Editor Bill Benfield, appointed in 2009 after serving as Deputy Editor, is understandably delighted at the show of solidarity from readers but acknowledges a lot more work remains to be done to secure the paper’s long-term future.
“The response to our appeal was astonishing. The money was raised almost entirely through individuals in little over a week. Donations ranged from £5 to £1,000 and some of the money came from trade unions but the vast majority of donations were individual ones.”
Founded in 1930 as the Daily Worker, the publication was re-branded as the Morning Star in 1966. Since 1945, it has been run by a co-operative — the People’s Press Printing Society.
For just £1, anyone can become a shareholder and the society has thousands of members across the UK.
Mr Benfield said: “Because of our shareholder numbers we have four AGMs in locations including London, Scotland and Manchester and I go to every one. They are all one member, one vote. There is an editorial board but there are no block votes.
“The society has always been run on co-operative principles and we would very much like a closer relationship with the wider Co-op Movement.”
A dwindling body of opinion may still believe the Star is still funded by “Moscow Gold” or toes a line dictated by the Communist Party of Great Britain.
But as former editor John Haylett said recently: “We have articles from people that at one time we would never have given the time of day to — like the Welsh and Scottish Nationalists, the Greens, and regular contributions from church people.
“But things that happened in the Soviet Union 70 years ago are still being used as a stick to beat the Morning Star.”
For now, Bill Benfield and his team have their work cut out building on the appeal’s success. He said: “The basic problem is that we exist as a daily paper of the left in David Cameron’s dream world. It costs £1.5million a year to run the paper and, with a print run of only 14,000 to 20,000, we have to rely on regular donations to keep going.
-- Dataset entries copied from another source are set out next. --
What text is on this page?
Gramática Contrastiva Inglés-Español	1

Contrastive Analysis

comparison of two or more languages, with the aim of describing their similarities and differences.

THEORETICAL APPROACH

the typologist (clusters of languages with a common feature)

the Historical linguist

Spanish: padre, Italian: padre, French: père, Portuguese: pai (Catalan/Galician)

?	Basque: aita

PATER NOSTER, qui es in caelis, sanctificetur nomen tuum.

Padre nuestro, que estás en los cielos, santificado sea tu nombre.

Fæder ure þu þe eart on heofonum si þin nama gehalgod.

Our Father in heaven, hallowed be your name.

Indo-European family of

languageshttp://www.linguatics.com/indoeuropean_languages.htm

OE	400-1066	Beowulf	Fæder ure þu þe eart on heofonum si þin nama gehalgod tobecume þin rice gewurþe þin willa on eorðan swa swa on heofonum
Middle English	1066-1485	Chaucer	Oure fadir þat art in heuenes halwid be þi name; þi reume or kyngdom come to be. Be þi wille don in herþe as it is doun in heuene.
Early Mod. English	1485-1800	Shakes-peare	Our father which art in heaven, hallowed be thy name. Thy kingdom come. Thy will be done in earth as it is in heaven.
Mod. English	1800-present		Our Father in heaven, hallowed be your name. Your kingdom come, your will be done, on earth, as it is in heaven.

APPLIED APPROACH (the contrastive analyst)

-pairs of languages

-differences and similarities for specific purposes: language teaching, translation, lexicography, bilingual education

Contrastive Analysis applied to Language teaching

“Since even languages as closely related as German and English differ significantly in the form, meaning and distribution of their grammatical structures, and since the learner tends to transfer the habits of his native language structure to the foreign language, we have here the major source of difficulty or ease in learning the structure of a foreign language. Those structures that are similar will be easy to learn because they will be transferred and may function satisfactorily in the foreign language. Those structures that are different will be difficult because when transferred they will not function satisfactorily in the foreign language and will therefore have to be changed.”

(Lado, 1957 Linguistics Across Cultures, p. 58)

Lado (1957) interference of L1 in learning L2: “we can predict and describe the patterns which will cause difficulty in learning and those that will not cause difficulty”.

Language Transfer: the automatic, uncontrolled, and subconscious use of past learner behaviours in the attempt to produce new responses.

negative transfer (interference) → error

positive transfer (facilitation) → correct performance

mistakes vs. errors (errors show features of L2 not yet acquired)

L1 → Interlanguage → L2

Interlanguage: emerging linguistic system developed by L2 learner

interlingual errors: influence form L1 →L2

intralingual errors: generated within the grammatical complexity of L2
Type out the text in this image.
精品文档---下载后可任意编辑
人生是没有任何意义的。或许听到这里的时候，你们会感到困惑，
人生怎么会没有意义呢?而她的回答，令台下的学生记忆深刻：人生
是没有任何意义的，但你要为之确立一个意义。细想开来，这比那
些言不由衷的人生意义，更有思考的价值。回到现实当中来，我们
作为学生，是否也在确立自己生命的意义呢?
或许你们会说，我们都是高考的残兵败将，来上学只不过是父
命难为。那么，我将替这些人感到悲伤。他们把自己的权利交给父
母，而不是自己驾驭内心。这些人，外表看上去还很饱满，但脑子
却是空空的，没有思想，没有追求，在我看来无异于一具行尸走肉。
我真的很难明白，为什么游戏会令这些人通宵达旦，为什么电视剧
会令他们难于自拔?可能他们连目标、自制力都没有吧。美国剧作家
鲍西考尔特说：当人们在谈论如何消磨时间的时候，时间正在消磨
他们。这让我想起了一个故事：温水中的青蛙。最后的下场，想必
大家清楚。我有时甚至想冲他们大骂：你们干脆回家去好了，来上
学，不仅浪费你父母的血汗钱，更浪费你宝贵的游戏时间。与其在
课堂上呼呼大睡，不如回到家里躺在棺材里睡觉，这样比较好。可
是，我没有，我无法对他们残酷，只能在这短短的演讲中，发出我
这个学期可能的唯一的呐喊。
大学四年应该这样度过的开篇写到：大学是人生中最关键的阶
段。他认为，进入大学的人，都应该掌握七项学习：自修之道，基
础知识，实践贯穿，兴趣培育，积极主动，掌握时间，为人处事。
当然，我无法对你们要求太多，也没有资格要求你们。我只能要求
“We also have a problem with distribution because, even if we get there, the big sellers like WH Smith send the unsold papers back.
“We have no advertising budget and our distribution problems go back to the days of the Wapping dispute in 1986 when newspaper distribution swapped from rail freight to lorries.
“We distribute with a consortium of small–size publications so we are subject to delays and hold-ups in a hostile sales environment. It is very challenging.”
Of the paper’s former links with the USSR, he said: “In the past we did have funding from the former Soviet Union. It consisted of them paying for about 12,000 extra copies at a time for use in English language schools and colleges. It did help us out financially but led also to those old jokes about articles on tractor production.”
Those days are long gone, he added. “We are now an editorially independent paper which represents a wide range of opinion on the left.”
In the months ahead, Bill Benfield hopes the Co-op Movement can help deliver a more secure future for the paper — via better retail distribution or help in raising awareness. “The Co-op could do a lot to help us and we would love to be in a closer relationship with the sector. For example it would be good to have a regular Co-op column in the Star.”
Bill concedes that many people these days choose to read the Morning Star online — the website, morningstaronline.co.uk, started life in 2004 with a rather primitive paywall in place, but has since become a free access site. However, as he points out: “Our Christmas appeal alone has justified the website’s existence because most of the money was raised online via the site and other social networking.”
It is also hoped trade unions can help broaden the Star’s readership by facilitating sales at branch meetings. Free copies funded by the unions are already given away at events like the Durham Miners’ Gala and the Labour Party Conference. That particular strategy is something Bill thinks could well be developed.
“In a very political situation like this one we should be well up on our sales but it also depends on the goodwill of the Co-op and wider labour movement because they can do a lot to help us,” said Mr Benfield.
But, he added: “We also need reliable distribution and to be able to stand on our own two feet commercially, so we will be doing our best to ensure that happens.”